That’s about all I need from a “mix up your takeout and use the right apps” app, one made mostly for me, my spouse, and nearby friends and visitors. Pretty much anything you’d find useful while sitting down at a spreadsheet, you can also make useful through a little phone webapp.
Joyful overkill
I went a good deal further with my “DIYRoot” app. After using a couple meal delivery services, I sussed out the kinds of recipe formulas they were mixing up each week, plus the items or equivalents I had found at nearby stores. Knowing that I could figure out the basic cooking, I made an app that listed as many recipes as I could find, broke them into components, let me add them to an erasable menu plan and shopping list, and even had some pictures.
I didn’t quite master this app (the shopping list is plagued by blank items/rows), and it’s now technically an outdated “Classic” Glide app; maybe I’ll give it another shot. More successful is my most recent effort, “Pantry Items,” which is just a searchable list of spices and sauces, a note about how much I have left of each, and, through a webhook, add anything I see missing to a shopping list on Bring.

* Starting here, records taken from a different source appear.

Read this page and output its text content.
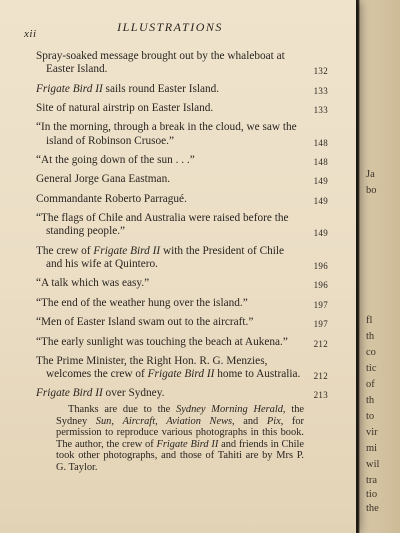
xii	ILLUSTRATIONS
Spray-soaked message brought out by the whaleboat at Easter Island.	132
Frigate Bird II sails round Easter Island.	133
Site of natural airstrip on Easter Island.	133
“In the morning, through a break in the cloud, we saw the island of Robinson Crusoe.”	148
“At the going down of the sun . . .”	148
General Jorge Gana Eastman.	149
Commandante Roberto Parragué.	149
“The flags of Chile and Australia were raised before the standing people.”	149
The crew of Frigate Bird II with the President of Chile and his wife at Quintero.	196
“A talk which was easy.”	196
“The end of the weather hung over the island.”	197
“Men of Easter Island swam out to the aircraft.”	197
“The early sunlight was touching the beach at Aukena.”	212
The Prime Minister, the Right Hon. R. G. Menzies, welcomes the crew of Frigate Bird II home to Australia. 212
Frigate Bird II over Sydney.	213

Thanks are due to the Sydney Morning Herald, the Sydney Sun, Aircraft, Aviation News, and Pix, for permission to reproduce various photographs in this book. The author, the crew of Frigate Bird II and friends in Chile took other photographs, and those of Tahiti are by Mrs P. G. Taylor.

Ja
bo
fl
th
co
tic
of
th
to
vir
mi
wil
tra
tio
the
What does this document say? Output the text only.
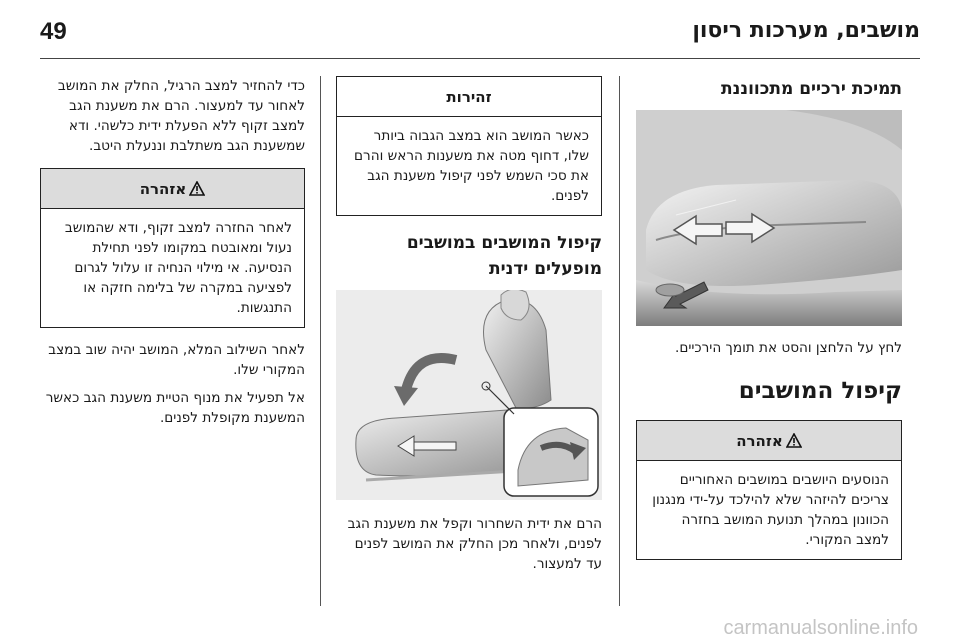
49	מושבים, מערכות ריסון
תמיכת ירכיים מתכווננת
לחץ על הלחצן והסט את תומך הירכיים.
קיפול המושבים
אזהרה
הנוסעים היושבים במושבים האחוריים צריכים להיזהר שלא להילכד על-ידי מנגנון הכוונון במהלך תנועת המושב בחזרה למצב המקורי.
זהירות
כאשר המושב הוא במצב הגבוה ביותר שלו, דחוף מטה את משענות הראש והרם את סכי השמש לפני קיפול משענת הגב לפנים.
קיפול המושבים במושבים מופעלים ידנית
הרם את ידית השחרור וקפל את משענת הגב לפנים, ולאחר מכן החלק את המושב לפנים עד למעצור.
כדי להחזיר למצב הרגיל, החלק את המושב לאחור עד למעצור. הרם את משענת הגב למצב זקוף ללא הפעלת ידית כלשהי. ודא שמשענת הגב משתלבת וננעלת היטב.
אזהרה
לאחר החזרה למצב זקוף, ודא שהמושב נעול ומאובטח במקומו לפני תחילת הנסיעה. אי מילוי הנחיה זו עלול לגרום לפציעה במקרה של בלימה חזקה או התנגשות.
לאחר השילוב המלא, המושב יהיה שוב במצב המקורי שלו.
אל תפעיל את מנוף הטיית משענת הגב כאשר המשענת מקופלת לפנים.
carmanualsonline.info
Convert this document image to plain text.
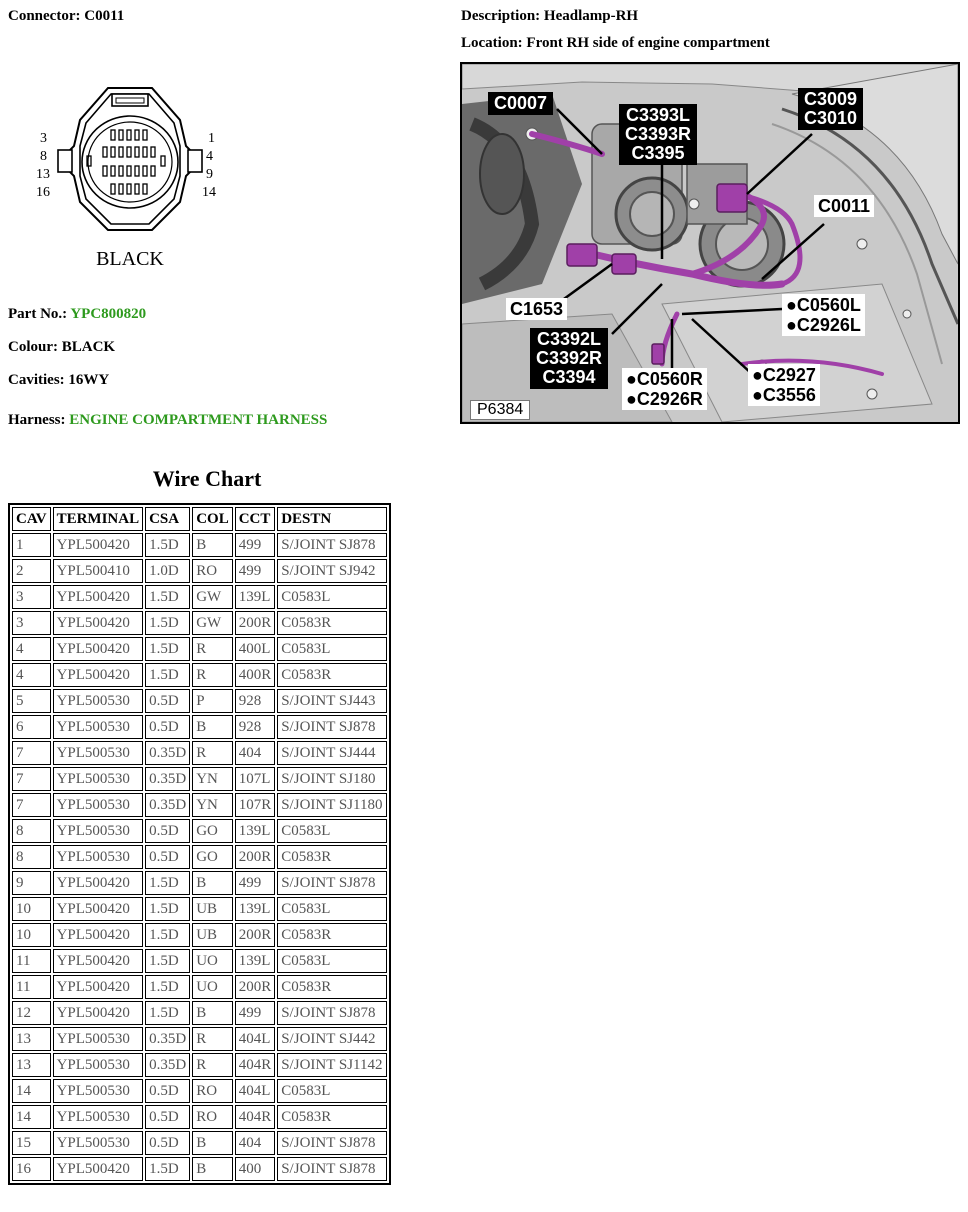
Connector: C0011	Description: Headlamp-RH
Location: Front RH side of engine compartment
3
8
13
16
1
4
9
14
BLACK
Part No.: YPC800820
Colour: BLACK
Cavities: 16WY
Harness: ENGINE COMPARTMENT HARNESS
C0007
C3393L
C3393R
C3395
C3009
C3010
C0011
C1653	●C0560L
●C2926L
C3392L
C3392R
C3394	●C0560R
●C2926R
●C2927
●C3556
P6384
Wire Chart
CAV	TERMINAL	CSA	COL	CCT	DESTN
1	YPL500420	1.5D	B	499	S/JOINT SJ878
2	YPL500410	1.0D	RO	499	S/JOINT SJ942
3	YPL500420	1.5D	GW	139L	C0583L
3	YPL500420	1.5D	GW	200R	C0583R
4	YPL500420	1.5D	R	400L	C0583L
4	YPL500420	1.5D	R	400R	C0583R
5	YPL500530	0.5D	P	928	S/JOINT SJ443
6	YPL500530	0.5D	B	928	S/JOINT SJ878
7	YPL500530	0.35D	R	404	S/JOINT SJ444
7	YPL500530	0.35D	YN	107L	S/JOINT SJ180
7	YPL500530	0.35D	YN	107R	S/JOINT SJ1180
8	YPL500530	0.5D	GO	139L	C0583L
8	YPL500530	0.5D	GO	200R	C0583R
9	YPL500420	1.5D	B	499	S/JOINT SJ878
10	YPL500420	1.5D	UB	139L	C0583L
10	YPL500420	1.5D	UB	200R	C0583R
11	YPL500420	1.5D	UO	139L	C0583L
11	YPL500420	1.5D	UO	200R	C0583R
12	YPL500420	1.5D	B	499	S/JOINT SJ878
13	YPL500530	0.35D	R	404L	S/JOINT SJ442
13	YPL500530	0.35D	R	404R	S/JOINT SJ1142
14	YPL500530	0.5D	RO	404L	C0583L
14	YPL500530	0.5D	RO	404R	C0583R
15	YPL500530	0.5D	B	404	S/JOINT SJ878
16	YPL500420	1.5D	B	400	S/JOINT SJ878
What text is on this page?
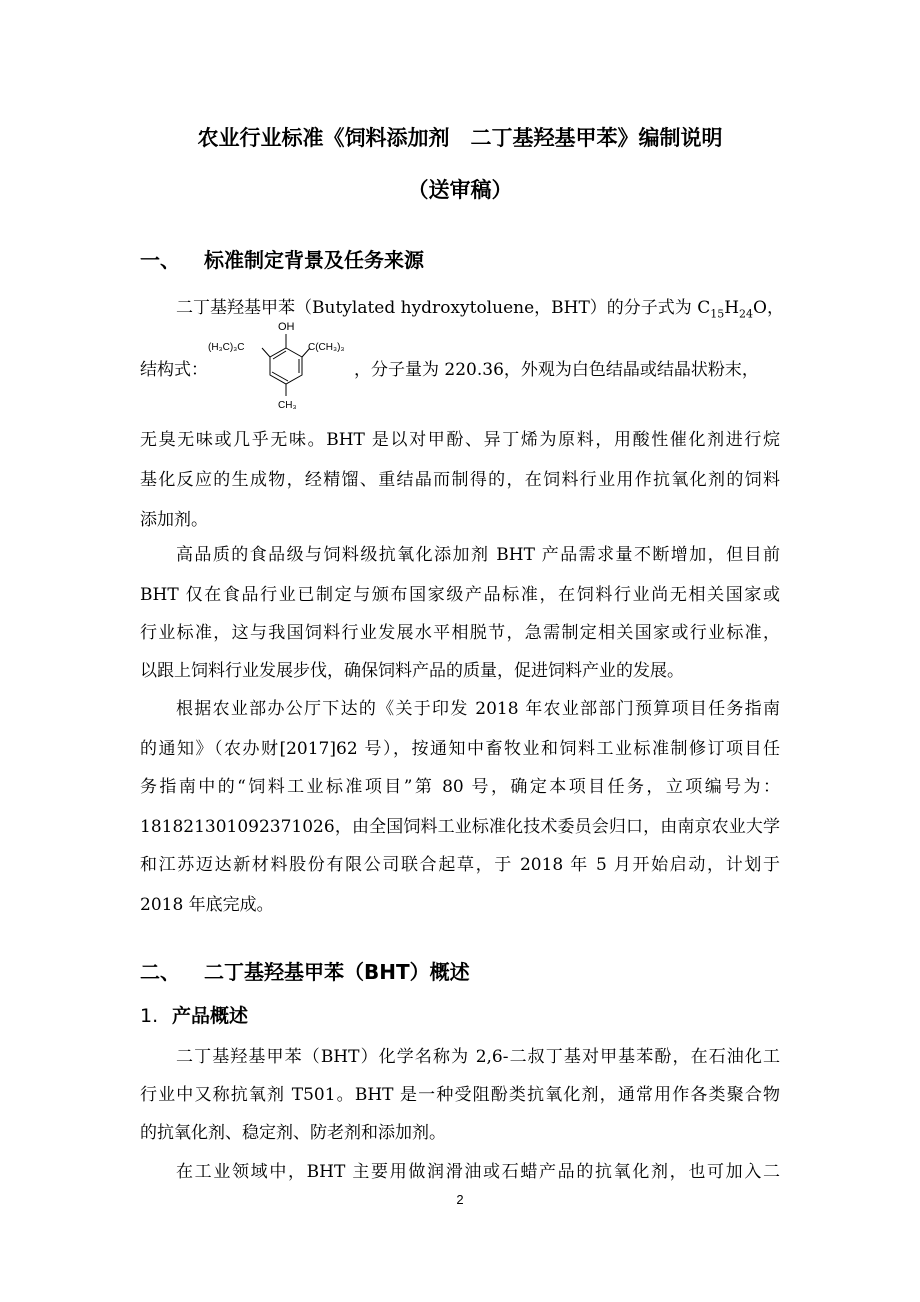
农业行业标准《饲料添加剂　二丁基羟基甲苯》编制说明
（送审稿）
一、 标准制定背景及任务来源
二丁基羟基甲苯（Butylated hydroxytoluene，BHT）的分子式为 $C_{15}H_{24}O$，
结构式：	，分子量为 220.36，外观为白色结晶或结晶状粉末，
OH
(H₃C)₃C	C(CH₃)₃
CH₃
无臭无味或几乎无味。BHT 是以对甲酚、异丁烯为原料，用酸性催化剂进行烷
基化反应的生成物，经精馏、重结晶而制得的，在饲料行业用作抗氧化剂的饲料
添加剂。
高品质的食品级与饲料级抗氧化添加剂 BHT 产品需求量不断增加，但目前
BHT 仅在食品行业已制定与颁布国家级产品标准，在饲料行业尚无相关国家或
行业标准，这与我国饲料行业发展水平相脱节，急需制定相关国家或行业标准，
以跟上饲料行业发展步伐，确保饲料产品的质量，促进饲料产业的发展。
根据农业部办公厅下达的《关于印发 2018 年农业部部门预算项目任务指南
的通知》（农办财[2017]62 号），按通知中畜牧业和饲料工业标准制修订项目任
务指南中的“饲料工业标准项目”第 80 号，确定本项目任务，立项编号为：
181821301092371026，由全国饲料工业标准化技术委员会归口，由南京农业大学
和江苏迈达新材料股份有限公司联合起草，于 2018 年 5 月开始启动，计划于
2018 年底完成。
二、 二丁基羟基甲苯（BHT）概述
1. 产品概述
二丁基羟基甲苯（BHT）化学名称为 2,6-二叔丁基对甲基苯酚，在石油化工
行业中又称抗氧剂 T501。BHT 是一种受阻酚类抗氧化剂，通常用作各类聚合物
的抗氧化剂、稳定剂、防老剂和添加剂。
在工业领域中，BHT 主要用做润滑油或石蜡产品的抗氧化剂，也可加入二
2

I can feel some people reading this article demanding that I just learn Swift or some mobile-friendly JavaScript package and make some real apps, but I steadfastly refuse. I enjoy the messy middle of programming, where I have just enough app, API, and logic knowledge to make something small for my friends and family that’s always accessible on this little computer I carry everywhere, but I have no ambitions to make it “real.” Anyone can add to it through the relatively simple spreadsheet. Heck, I’ll even take feature requests if I’m feeling gracious.
I use Glide, but you might have something else even simpler (and should recommend it as such in the comments). Just be warned that once you start thinking (or overthinking) along these lines, it can be hard to stop, even without the worldwide pandemic.